Martin Bengtsson wohnte damals nur ein paar Kilometer von unserer Redaktion entfernt, in einer kleinen Einzimmerwohnung in der Waldemarstraße, Berlin-Kreuzberg. Nichts deutete darauf hin, dass er mal angehender Fußballprofi bei Inter Mailand gewesen war. An den Wänden klebten Zeichnungen, Songtexte, Gedichte. In einem Regal standen Bücher von Noam Chomsky und Charles Bukowski, CDs von The National und Nirvana, auf dem Bett lag eine Gitarre. Er war nun also Künstler, so sahen wir das. Er selbst sagte: „Ich bin kein Künstler. Kein Musiker, kein Schreiber, kein Journalist, kein Maler.“ Er hatte Druck rausgenommen. Er hatte aufgehört, etwas sein zu wollen, und das, so erklärte er, fühlte sich gut an, so unperfekt, so frei, so menschlich.

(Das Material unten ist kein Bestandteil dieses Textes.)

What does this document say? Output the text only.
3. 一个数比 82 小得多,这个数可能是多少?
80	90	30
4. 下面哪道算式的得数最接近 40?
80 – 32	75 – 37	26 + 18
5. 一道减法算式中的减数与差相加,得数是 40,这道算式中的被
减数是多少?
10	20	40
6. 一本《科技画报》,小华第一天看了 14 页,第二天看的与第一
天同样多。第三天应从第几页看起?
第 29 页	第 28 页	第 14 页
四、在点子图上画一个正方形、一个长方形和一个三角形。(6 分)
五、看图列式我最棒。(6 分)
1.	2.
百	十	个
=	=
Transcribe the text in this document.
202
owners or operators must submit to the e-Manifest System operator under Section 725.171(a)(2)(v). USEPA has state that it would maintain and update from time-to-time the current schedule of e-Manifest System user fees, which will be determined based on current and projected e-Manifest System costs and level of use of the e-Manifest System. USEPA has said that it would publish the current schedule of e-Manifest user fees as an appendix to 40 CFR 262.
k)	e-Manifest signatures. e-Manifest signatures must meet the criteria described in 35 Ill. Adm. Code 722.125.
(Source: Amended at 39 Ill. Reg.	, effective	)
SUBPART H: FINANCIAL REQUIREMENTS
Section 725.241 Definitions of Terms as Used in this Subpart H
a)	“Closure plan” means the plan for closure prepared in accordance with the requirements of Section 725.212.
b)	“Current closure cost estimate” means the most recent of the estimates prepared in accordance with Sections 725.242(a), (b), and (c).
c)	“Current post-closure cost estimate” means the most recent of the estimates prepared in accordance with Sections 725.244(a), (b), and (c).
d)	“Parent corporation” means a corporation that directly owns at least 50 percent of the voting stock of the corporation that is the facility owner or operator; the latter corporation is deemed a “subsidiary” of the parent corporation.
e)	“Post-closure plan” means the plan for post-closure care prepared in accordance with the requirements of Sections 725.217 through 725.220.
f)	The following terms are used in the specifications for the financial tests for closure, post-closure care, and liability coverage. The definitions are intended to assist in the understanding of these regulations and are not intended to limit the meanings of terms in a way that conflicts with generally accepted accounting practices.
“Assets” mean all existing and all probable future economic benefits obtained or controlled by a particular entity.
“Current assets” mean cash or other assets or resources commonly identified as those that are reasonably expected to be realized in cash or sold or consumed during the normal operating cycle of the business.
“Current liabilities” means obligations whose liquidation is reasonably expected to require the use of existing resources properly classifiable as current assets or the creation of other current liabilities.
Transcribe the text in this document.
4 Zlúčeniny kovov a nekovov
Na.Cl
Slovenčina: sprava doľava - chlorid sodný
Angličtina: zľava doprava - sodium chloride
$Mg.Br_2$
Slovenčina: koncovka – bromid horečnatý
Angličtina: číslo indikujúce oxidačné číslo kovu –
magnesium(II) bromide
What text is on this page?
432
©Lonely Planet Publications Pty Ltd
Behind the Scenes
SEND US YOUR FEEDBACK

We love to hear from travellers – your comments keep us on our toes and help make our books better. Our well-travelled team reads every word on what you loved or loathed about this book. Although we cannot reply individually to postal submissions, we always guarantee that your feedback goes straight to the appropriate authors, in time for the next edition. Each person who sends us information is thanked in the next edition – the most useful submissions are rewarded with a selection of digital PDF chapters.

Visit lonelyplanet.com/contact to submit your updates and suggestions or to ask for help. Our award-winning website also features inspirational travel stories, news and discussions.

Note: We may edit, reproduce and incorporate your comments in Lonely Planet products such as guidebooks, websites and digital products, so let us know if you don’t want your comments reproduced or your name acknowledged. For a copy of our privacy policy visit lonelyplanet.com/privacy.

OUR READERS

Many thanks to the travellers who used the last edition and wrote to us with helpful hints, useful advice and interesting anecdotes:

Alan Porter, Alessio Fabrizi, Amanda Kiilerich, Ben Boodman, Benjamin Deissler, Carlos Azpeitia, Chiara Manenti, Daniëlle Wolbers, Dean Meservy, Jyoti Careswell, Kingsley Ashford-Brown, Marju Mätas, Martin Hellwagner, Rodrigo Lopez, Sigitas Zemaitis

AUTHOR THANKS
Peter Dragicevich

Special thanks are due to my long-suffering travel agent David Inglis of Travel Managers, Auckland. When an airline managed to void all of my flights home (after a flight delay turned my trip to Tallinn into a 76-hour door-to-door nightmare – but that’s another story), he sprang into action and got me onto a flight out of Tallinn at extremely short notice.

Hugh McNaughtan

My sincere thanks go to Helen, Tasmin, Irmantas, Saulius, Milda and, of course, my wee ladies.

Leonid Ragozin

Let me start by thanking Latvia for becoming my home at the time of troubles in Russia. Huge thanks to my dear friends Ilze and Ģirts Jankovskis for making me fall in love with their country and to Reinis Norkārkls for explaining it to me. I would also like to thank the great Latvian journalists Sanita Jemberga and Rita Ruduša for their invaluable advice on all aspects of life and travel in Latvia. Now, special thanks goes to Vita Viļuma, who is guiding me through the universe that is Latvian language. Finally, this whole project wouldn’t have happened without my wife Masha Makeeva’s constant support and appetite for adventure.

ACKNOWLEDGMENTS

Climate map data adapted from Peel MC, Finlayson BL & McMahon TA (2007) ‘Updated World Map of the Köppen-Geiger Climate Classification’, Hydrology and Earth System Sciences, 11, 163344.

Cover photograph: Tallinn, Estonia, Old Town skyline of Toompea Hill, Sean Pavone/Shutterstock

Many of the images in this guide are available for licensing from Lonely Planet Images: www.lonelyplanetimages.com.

Wir begleiteten Bengtsson ein paar Tage durch Berlin, Kaffee am Engelbecken, Abhängen am Kotti. Bengtsson sprach reflektiert und offen über seine Zeit in Mailand, auch über seine Depression und seine Therapie, die er immer noch machte. Am Ende besuchten wir eines seiner Konzerte. In einer kleinen Bar in Kreuzberg spielte er Gitarre und sang in einem Kostüm, das aussah wie aus der Garderobe von David Bowie. Eine Freundin malte dazu. Einiges war einstudiert, anderes wirkte improvisiert. Er spielte auch einen Song namens „Mental Hospital“, den in seinen letzten Tagen in Mailand geschrieben hatte, auf der Akademie. Er sang: „Keep all the demons away.“
Seine Biografie wurde als Theaterstück adaptiert, sie erschien auf Deutsch und Englisch, wurde Schullektüre, größere Medien berichteten, und irgendwann zog Bengtsson zurück nach Schweden. Nun also „Tigrar“, ein Spielfilm. Er basiert auch auf Bengtssons Buch, hat aber einige fiktive und freie Stränge. Es ist ein wirklich sehenswertes Bio-Pic, denn Regisseur Ronnie Sandahl (u.a. „Borg/McEnroe“) hat es geschafft, die schwere und düstere Geschichte behutsam und unaufgeregt zu inszenieren. Leise Bilder und Dialoge statt lautem Pathos.
Martin Bengtsson als Spieler der schwedischen U‑17-Nationalmannschaft.
Vordergründig ist „Tigrar“ ein Coming-of-age-Drama über einen Jungen, der aufbricht, um groß rauszukommen – und auf dieser Reise einiges über sich lernt. Aber es ist auch eine fundierte Kritik an einer Traumwelt, die sehr aktuell ist. Die Geschichte leuchtet die Schattenseiten einer milliardenschweren Fußballindustrie voller Versprechungen aus. Sie erzählt von autoritären Nachwuchstrainern und rücksichtslosen Vereinspatronen, von Machtsystemen im Profifußball, die heute noch viel ausgeprägter und gefestigter sind als zu Bengtssons Zeiten bei Inter. Sie zeigt den Druck und die Angst der Heranwachsenden, die beinahe entmenschlicht, als Konkurrenten und Humankapital, durch eine unwirkliche Szenerie geistern. Wer in dieser vermeintlich perfekten Welt nicht funktioniert, wird aussortiert und ersetzt.